Friday, June 30, 2006

Give me fundamental honesty

You ask a direct question. You expect a direct answer.

But don't expect it if you ask a leader of a mainline denomination. You ask a direct question, and you get indistinct verbal ooze.

Presbyterian example: In a newly released FAQ sheet about the recent adoption of the PUP report, the fact-sheet writers dance around their own question!

Will gays and lesbians now be ordained?

Presbyteries and sessions have been reminded of their historical responsibility to examine candidates for ordination and decide, on a case-by-case basis, about a person’s qualifications for ministry. The constitutional standard in the Book of Order (G-6.0106b) requiring “fidelity in marriage between a man and a woman” or “chastity in singleness” remains in place.

Each governing body will be required to decide if a departure from a standard of faith or practice represents a violation of an “essential” of the faith. Governing bodies have been encouraged to strive to honor one another’s ordination decisions. Still, these decisions continue to be subject to review by higher governing bodies.

Well, that pretty well does it, except for answering the question of whether gays and lesbians will now be ordained! Just answer the question, Stated Clerk! Pastors everywhere have had to come up with a real answer for their parishioners. You can do it, too.

United Methodist example: A pastor in Tacoma, Washington, Monty Smith, has opened First United Methodist Church as a sanctuary to military personnel who refuse to go to war. He was interviewed on the Fox Network's "Hannity and Colmes" show, and when pressed with direct questions became absolutely elusive. Rich Lowry had to interrupt and ask and ask again the most basic questions to get him simply to answer. Click here for a video of the frustrating interview--frustrating if you think Christians ought to be honest.

Episcopalian example: Probably the reigning champion of elusive babble has to be Frank Griswold, Presiding Bishop of the Episcopal Church (U.S.A.). Recently Rowan Williams, the Archbishop of Canterbury, floated a plan that would create two tiers of relationship to the Anglican Communion. It was obviously a necessary move to counter the determined rebellion of the Episcopal Church, and it was timed shortly after the election of the woman who would succeed Griswold--a woman whose theology slops over the boundaries acceptable to most Anglicans. So would Griswold acknowledge the obvious relationship between Episcopal actions and Williams's plan, which would demote American Episcopalians basically out of the Anglican Communion? Does Griswold name the concern and speak to it? No. Read his elliptical ramble here. Griswold appears unable to speak without fundamental deception, refusing to acknowledge the rhinocerous that is not only in the room but at the moment is sitting on him.

These are Christian leaders.

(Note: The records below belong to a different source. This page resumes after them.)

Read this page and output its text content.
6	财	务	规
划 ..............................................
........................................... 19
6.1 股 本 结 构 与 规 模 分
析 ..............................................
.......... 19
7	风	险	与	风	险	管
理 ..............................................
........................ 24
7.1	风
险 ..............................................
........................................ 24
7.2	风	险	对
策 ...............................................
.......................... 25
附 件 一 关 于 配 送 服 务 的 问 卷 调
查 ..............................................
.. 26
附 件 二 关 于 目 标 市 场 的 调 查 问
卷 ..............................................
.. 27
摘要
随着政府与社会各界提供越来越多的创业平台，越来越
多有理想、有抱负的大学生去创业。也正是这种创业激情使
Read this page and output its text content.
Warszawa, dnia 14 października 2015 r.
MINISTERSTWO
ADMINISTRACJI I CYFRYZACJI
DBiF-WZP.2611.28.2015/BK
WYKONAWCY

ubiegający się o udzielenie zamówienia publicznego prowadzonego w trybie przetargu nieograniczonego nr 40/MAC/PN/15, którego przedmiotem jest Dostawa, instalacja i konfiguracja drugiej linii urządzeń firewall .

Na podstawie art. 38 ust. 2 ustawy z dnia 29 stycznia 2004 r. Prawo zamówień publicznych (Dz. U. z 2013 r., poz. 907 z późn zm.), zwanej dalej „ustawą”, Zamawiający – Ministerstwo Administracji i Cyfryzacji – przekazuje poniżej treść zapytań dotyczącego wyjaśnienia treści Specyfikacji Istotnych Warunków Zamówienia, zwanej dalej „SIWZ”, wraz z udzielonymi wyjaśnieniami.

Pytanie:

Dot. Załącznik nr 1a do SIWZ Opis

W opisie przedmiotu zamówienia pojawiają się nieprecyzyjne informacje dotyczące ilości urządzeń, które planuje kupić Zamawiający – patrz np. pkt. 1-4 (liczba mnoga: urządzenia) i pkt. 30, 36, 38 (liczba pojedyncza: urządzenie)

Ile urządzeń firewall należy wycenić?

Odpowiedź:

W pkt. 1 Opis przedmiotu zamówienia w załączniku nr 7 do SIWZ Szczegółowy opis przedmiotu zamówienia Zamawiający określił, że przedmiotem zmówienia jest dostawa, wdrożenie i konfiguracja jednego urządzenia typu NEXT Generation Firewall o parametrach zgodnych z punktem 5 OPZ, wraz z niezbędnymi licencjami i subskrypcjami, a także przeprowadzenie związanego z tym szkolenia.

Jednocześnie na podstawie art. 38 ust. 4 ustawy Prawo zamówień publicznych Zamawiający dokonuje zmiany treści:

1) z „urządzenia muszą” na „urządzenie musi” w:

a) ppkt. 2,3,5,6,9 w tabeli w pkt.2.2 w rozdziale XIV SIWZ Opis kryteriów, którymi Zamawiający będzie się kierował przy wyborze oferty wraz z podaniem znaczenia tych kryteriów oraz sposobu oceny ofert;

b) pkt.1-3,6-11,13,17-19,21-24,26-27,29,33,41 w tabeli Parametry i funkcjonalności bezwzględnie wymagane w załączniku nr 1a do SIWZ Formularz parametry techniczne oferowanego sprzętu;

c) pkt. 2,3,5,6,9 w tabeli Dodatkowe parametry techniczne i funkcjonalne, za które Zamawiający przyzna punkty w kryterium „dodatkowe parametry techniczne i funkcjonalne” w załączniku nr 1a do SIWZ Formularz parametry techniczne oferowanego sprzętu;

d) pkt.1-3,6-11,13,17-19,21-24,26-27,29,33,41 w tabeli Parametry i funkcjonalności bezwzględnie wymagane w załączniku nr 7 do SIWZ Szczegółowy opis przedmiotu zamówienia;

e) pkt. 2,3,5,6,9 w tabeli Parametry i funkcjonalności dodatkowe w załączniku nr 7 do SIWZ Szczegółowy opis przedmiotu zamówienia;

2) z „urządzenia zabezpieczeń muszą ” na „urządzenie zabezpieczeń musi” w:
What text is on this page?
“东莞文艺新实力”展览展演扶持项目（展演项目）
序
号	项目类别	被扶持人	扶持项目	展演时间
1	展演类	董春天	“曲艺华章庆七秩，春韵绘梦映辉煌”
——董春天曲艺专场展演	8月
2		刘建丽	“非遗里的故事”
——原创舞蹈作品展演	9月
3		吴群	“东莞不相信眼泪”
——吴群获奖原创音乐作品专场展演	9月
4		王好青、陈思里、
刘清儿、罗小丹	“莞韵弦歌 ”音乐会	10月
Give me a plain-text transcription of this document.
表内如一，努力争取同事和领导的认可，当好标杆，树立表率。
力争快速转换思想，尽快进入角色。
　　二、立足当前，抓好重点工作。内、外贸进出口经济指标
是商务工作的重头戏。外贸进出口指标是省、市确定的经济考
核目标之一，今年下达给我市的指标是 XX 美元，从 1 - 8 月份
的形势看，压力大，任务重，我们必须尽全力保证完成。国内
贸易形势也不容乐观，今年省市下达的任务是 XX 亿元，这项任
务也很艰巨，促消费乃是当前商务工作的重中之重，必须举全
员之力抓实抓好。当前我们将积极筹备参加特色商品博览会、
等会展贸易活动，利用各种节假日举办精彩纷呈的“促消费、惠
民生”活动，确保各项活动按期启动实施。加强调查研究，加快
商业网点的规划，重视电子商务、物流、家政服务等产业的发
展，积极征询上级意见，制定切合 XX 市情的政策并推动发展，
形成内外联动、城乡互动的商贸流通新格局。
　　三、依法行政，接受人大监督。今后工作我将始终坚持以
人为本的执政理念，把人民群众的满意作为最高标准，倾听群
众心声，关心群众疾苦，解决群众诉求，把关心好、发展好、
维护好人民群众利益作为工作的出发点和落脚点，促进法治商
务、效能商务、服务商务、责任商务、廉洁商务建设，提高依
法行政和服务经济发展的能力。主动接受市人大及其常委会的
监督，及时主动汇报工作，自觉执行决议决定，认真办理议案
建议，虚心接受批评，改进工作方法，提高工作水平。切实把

Wouldn't you expect a little refreshing honesty, plain-spoken and clear? Sad.


Blogger TomGray said...

Thanks so much for your faithful reporting. Our GP came back from GA with the contradictory mantra, "nothing changed, if anything, we'll have a stronger stance or ordnation now." He won't budge from this. I feel the same thing from the pastoral letter sent by Moderator Gray and our Stated Clerk.
The denominational spin is that PUP did nothing.

9:18 AM, July 01, 2006  
Blogger Jim said...

It IS interesting that the commentary on the PUP report is all over the map. Ed Koster, a seasoned stated clerk from Detroit, swears up and down that the new A.I. will make it HARDER to ordain practicing homosexual persons.

Jim Tony and Gordon Fish, very experienced Presbyterian legal beagles, argue that the A.I. makes any section of the constitution optional by ordaining body vote, and thus throws the door wide open to such ordinations.

And the chief arbiter on such matters, Stated Clerk Clifton Kirkpatrick has waffled and evaded the question so far. You ask him the time, and he tells you how a watch is made. You go away still wondering what time it is.

My big question is this: If NOTHING CHANGED because of the new A.I. on G-6.0108, in what sense can it be called a "solution" to our problems of peace, unity, and purity? If everything remains the same, surely the PUP process and report have to be considered a colossal exercise in futility.

3:03 PM, July 01, 2006  
Blogger Carl Grosse said...

The last statement in your response to Tom's comment hits the nail on the head. For all practical purposes, nothing has changed. After four years and all those meetings, the TTF simply restated standard Presbyterian theology, so that's nothing new. As for ordination issues, the TTF only makes "normative" what has been happening across the PCUSA, namely: a patchwork of processes and interpretations of standards that keeps PJCs in business. There's a line in "Won't Get Fooled Again" by The Who that says, "Meet the new boss, same as the old boss." This official adoption of the status quo is the only thing that could make TAMFS and The Layman both angry, and the muddled middle wanting to just get on with business as usual.